Just an alias for `start`.

### `scripts-health-check`

It sometimes happens that the text to speech model produces artifacts in the audio. This command will run a health check on all audio files produced by an actions file by transcripting them and comparing their transcript to the original transcript using Levenshtein distance. If the transcripts are different, it will print out the file name and the transcript, and attempt to create a new audio file. This is most useful when using an AI generated voice, as the `say.js` library is a deterministic library and will always produce the same audio file for the same transcript.

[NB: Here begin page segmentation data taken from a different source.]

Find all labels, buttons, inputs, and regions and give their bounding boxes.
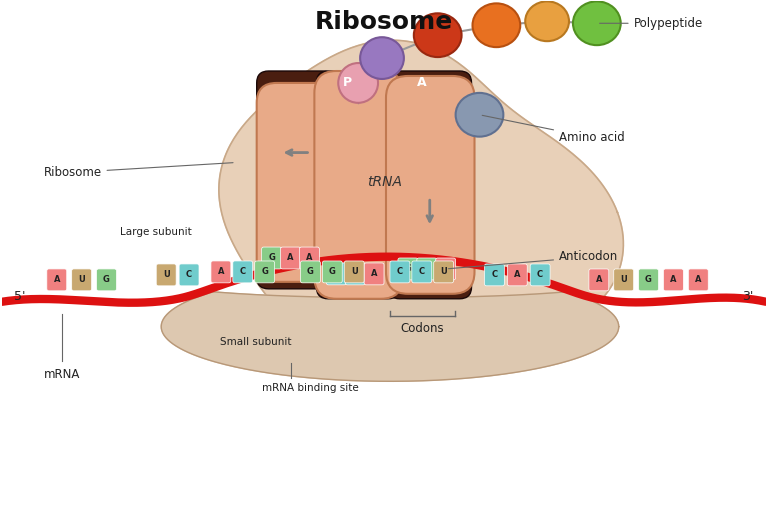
Text: 5': 5'	[15, 290, 26, 303]
Ellipse shape	[414, 13, 462, 57]
FancyBboxPatch shape	[47, 269, 67, 291]
FancyBboxPatch shape	[412, 261, 432, 283]
Polygon shape	[219, 40, 624, 337]
FancyBboxPatch shape	[664, 269, 684, 291]
Text: G: G	[268, 253, 275, 263]
Text: C: C	[419, 267, 425, 276]
Ellipse shape	[525, 2, 569, 41]
Text: C: C	[240, 267, 246, 276]
Text: C: C	[492, 270, 498, 280]
FancyBboxPatch shape	[233, 261, 253, 283]
Text: 3': 3'	[743, 290, 753, 303]
Text: A: A	[695, 275, 701, 284]
FancyBboxPatch shape	[364, 263, 384, 285]
Text: Ribosome: Ribosome	[44, 163, 233, 179]
FancyBboxPatch shape	[97, 269, 117, 291]
Text: C: C	[397, 267, 403, 276]
Text: U: U	[351, 267, 358, 276]
FancyBboxPatch shape	[316, 71, 400, 299]
FancyBboxPatch shape	[156, 264, 176, 286]
FancyBboxPatch shape	[280, 247, 300, 269]
Text: mRNA: mRNA	[44, 369, 80, 381]
FancyBboxPatch shape	[508, 264, 527, 286]
FancyBboxPatch shape	[589, 269, 609, 291]
Text: U: U	[78, 275, 85, 284]
FancyBboxPatch shape	[326, 263, 346, 285]
Text: A: A	[595, 275, 602, 284]
Text: mRNA binding site: mRNA binding site	[262, 383, 359, 393]
FancyBboxPatch shape	[323, 261, 343, 283]
Text: U: U	[163, 270, 170, 280]
FancyBboxPatch shape	[639, 269, 658, 291]
Text: U: U	[621, 275, 627, 284]
FancyBboxPatch shape	[257, 71, 336, 289]
Ellipse shape	[472, 4, 520, 47]
FancyBboxPatch shape	[345, 263, 365, 285]
Text: A: A	[306, 253, 313, 263]
Text: A: A	[217, 267, 224, 276]
FancyBboxPatch shape	[255, 261, 275, 283]
Text: G: G	[261, 267, 268, 276]
Text: G: G	[423, 264, 430, 273]
FancyBboxPatch shape	[435, 258, 455, 280]
FancyBboxPatch shape	[386, 76, 475, 294]
Text: tRNA: tRNA	[368, 176, 402, 189]
Text: P: P	[343, 76, 352, 90]
FancyBboxPatch shape	[614, 269, 634, 291]
FancyBboxPatch shape	[179, 264, 199, 286]
Text: A: A	[514, 270, 521, 280]
Text: G: G	[405, 264, 412, 273]
Text: Small subunit: Small subunit	[220, 336, 291, 347]
Text: A: A	[670, 275, 677, 284]
FancyBboxPatch shape	[390, 261, 410, 283]
FancyBboxPatch shape	[262, 247, 282, 269]
Text: Large subunit: Large subunit	[121, 227, 192, 237]
Text: C: C	[537, 270, 543, 280]
Text: G: G	[103, 275, 110, 284]
FancyBboxPatch shape	[257, 83, 336, 282]
Text: C: C	[333, 269, 339, 279]
FancyBboxPatch shape	[211, 261, 231, 283]
Ellipse shape	[360, 37, 404, 79]
FancyBboxPatch shape	[71, 269, 91, 291]
Text: G: G	[307, 267, 314, 276]
Text: Amino acid: Amino acid	[482, 115, 625, 144]
Text: A: A	[442, 264, 449, 273]
Text: Anticodon: Anticodon	[449, 250, 618, 269]
Text: A: A	[287, 253, 293, 263]
Text: Ribosome: Ribosome	[315, 10, 453, 34]
FancyBboxPatch shape	[688, 269, 708, 291]
FancyBboxPatch shape	[398, 258, 418, 280]
FancyBboxPatch shape	[417, 258, 437, 280]
Ellipse shape	[455, 93, 503, 137]
Text: G: G	[645, 275, 652, 284]
FancyBboxPatch shape	[300, 247, 319, 269]
FancyBboxPatch shape	[434, 261, 454, 283]
FancyBboxPatch shape	[344, 261, 364, 283]
FancyBboxPatch shape	[300, 261, 320, 283]
Polygon shape	[161, 292, 619, 381]
Text: G: G	[329, 267, 336, 276]
Text: Codons: Codons	[400, 322, 444, 335]
Text: U: U	[440, 267, 447, 276]
Ellipse shape	[338, 63, 378, 103]
Text: Polypeptide: Polypeptide	[600, 17, 703, 30]
FancyBboxPatch shape	[388, 71, 472, 299]
Text: C: C	[186, 270, 192, 280]
Text: A: A	[371, 269, 377, 279]
FancyBboxPatch shape	[485, 264, 505, 286]
Text: A: A	[417, 76, 426, 90]
Text: C: C	[352, 269, 358, 279]
FancyBboxPatch shape	[530, 264, 550, 286]
FancyBboxPatch shape	[314, 71, 403, 299]
Ellipse shape	[573, 2, 621, 45]
Text: A: A	[54, 275, 60, 284]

Ex. check the accuracy of your Eleven Labs audio files:

```bash
npm run scripts-health-check ./examples/hello-world.json elevenlabs
```

Ex. check the accuracy of your OpenAI audio files:

```bash
npm run scripts-health-check ./examples/hello-world.json openai
```

### `scripts-character-count`

As is always the case with character or word based cost models, the amount of text that will be converted is always a question. This script prints out the character, word, and page count of all speaking-based actions in a given actions file.

```bash
npm run scripts-character-count ./examples/hello-world.json
```

### `code-health-check`

This command runs a health check of code after each `type` event, checking for any strange formatting or syntax errors. If it finds any, it will print out the file name and the error.

```bash
npm run code-health-check ./examples/hello-world.json
```

## Experimental: Visual Studio Code on Desktop Automation

Experimental: use a running instance of Visual Studio Code and `robotjs` to record in the desktop environment:

```bash
npm run visual-studio-code-driver ./examples/hello-world.json sayjs desktop
```

A few caveats are required to properly run desktop automation actions:

- Need exactly one 1920x1080 monitor
- The desktop to the right of where you issue the above script must be an empty instance of Visual Studio Code

## Broken / Experimental: Visual Studio Code on the Web

```bash
npm run visual-studio-code-web-driver ./examples/generic-sort-function-with-typescript.json sayjs
```

## Broken / Experimental: Visual Studio Code on a local Electron

```bash
npm run visual-studio-code-electron-driver ./examples/generic-sort-function-with-typescript.json sayjs
```

## Patches!

Due to an ugly bug with `fluent-ffmpeg`, which is used by `puppeteer-screen-recorder`, the `fluent-ffmpeg` library has been patched with `patch-package`. For those interested, the patch is in `./patches/fluent-ffmpeg+2.1.2.patch`.